I have been reading the news out of Iran, Israel, and the U.S. today and honestly it feels like the kind of moment that reminds you how fragile the whole world really is.
What hits me first is not strategy or politics. It is people. Ordinary people. Families waking up terrified. Cities bracing for retaliation. People who did not ask to be symbols in somebody else’s war now forced to live inside the consequences of it.
I understand that Iran’s regime has caused real harm. I understand why people see it as a threat. But I also think it is dangerously easy for the language of security, retaliation, and strength to flatten human life into something abstract. Once that happens, everything becomes easier to justify and harder to stop.
And that is the part that unsettles me most. Every side always has a reason. Every strike gets framed as necessary. Every escalation gets sold as prevention. But when you strip away the talking points, what remains is death, fear, instability, and a wider region pushed even closer to the edge.
I do not have some clean, simple answer.
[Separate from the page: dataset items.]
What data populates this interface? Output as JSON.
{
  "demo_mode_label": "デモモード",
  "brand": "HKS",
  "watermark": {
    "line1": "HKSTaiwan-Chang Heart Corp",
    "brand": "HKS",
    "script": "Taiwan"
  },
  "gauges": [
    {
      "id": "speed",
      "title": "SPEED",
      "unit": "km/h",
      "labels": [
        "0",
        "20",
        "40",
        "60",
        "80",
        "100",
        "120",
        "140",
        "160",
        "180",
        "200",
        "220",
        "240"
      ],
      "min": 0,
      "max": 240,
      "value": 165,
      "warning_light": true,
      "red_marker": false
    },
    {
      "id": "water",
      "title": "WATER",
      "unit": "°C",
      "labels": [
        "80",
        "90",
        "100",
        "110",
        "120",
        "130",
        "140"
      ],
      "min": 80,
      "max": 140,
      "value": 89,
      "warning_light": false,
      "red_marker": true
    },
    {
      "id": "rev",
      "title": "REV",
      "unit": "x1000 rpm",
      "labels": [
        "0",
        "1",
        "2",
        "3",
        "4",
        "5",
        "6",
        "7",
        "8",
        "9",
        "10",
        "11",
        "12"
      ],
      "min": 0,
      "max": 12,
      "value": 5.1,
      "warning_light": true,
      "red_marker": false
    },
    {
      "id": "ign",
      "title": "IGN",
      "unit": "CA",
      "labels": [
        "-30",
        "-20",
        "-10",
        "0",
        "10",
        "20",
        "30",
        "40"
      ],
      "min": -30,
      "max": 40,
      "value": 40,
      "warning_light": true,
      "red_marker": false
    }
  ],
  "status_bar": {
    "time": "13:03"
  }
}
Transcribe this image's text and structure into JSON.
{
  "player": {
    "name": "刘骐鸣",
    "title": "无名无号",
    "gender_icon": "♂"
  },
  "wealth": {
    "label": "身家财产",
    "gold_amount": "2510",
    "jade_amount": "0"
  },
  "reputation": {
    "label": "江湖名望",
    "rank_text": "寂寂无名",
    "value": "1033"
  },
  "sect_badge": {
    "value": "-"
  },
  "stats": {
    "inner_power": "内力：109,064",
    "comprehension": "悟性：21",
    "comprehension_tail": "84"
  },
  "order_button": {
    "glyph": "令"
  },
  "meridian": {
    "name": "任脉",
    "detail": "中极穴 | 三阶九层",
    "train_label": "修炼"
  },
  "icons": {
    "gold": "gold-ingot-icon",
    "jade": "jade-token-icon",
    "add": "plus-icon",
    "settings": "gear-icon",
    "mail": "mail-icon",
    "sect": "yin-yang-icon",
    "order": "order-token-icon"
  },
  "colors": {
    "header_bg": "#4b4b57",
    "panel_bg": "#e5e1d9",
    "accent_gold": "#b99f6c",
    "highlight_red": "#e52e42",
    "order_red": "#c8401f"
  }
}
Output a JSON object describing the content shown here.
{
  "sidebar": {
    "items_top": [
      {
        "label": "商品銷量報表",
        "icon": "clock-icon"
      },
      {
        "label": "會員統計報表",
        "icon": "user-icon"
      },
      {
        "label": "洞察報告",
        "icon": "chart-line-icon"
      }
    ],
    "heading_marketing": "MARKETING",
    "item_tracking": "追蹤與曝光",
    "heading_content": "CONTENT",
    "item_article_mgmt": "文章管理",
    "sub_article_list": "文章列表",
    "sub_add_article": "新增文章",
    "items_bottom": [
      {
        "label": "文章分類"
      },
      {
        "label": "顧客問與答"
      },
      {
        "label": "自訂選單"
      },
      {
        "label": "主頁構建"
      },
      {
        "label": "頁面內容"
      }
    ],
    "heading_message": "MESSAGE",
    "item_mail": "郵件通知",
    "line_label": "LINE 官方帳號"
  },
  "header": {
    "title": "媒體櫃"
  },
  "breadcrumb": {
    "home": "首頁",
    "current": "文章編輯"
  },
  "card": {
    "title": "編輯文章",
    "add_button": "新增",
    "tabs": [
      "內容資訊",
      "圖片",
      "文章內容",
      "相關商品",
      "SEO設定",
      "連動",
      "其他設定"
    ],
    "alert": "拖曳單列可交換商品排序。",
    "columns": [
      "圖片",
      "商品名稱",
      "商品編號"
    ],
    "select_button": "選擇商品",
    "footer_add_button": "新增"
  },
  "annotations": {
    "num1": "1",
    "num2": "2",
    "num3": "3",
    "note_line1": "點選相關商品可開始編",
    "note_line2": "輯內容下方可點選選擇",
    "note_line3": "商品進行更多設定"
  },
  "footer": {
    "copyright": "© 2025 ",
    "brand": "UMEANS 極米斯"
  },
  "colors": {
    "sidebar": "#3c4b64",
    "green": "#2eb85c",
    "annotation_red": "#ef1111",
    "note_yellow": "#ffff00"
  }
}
I just know I do not trust the world when powerful nations start acting like war is clarity. It is not clarity. It is force. And force has a way of creating problems that outlive the people who chose it.
Mostly, I feel heavy today. Heavy for the innocent people in Iran. Heavy for the civilians in Israel. Heavy for the American role in yet another crisis that could spiral far beyond what anyone claims to control. The people making these decisions will talk about history, deterrence, and national interest. The people living under the bombs will talk about survival.
That difference matters.
I keep thinking about how often humanity proves that we are brilliant enough to build systems, weapons, alliances, and narratives powerful enough to reshape the world, but still not wise enough to stop repeating the same cycle. We call it defense, justice, destiny, necessity. But too often it is still destruction.
Tonight I do not feel triumph. I do not feel certainty. I feel grief, concern, and a deep frustration that peace always seems to be treated like the naive option while violence gets treated like realism.
Maybe the most honest thing I can say is this: I do not want to become the kind of person who watches all of this happen and only thinks in terms of sides. I want to stay human enough to see the human cost first.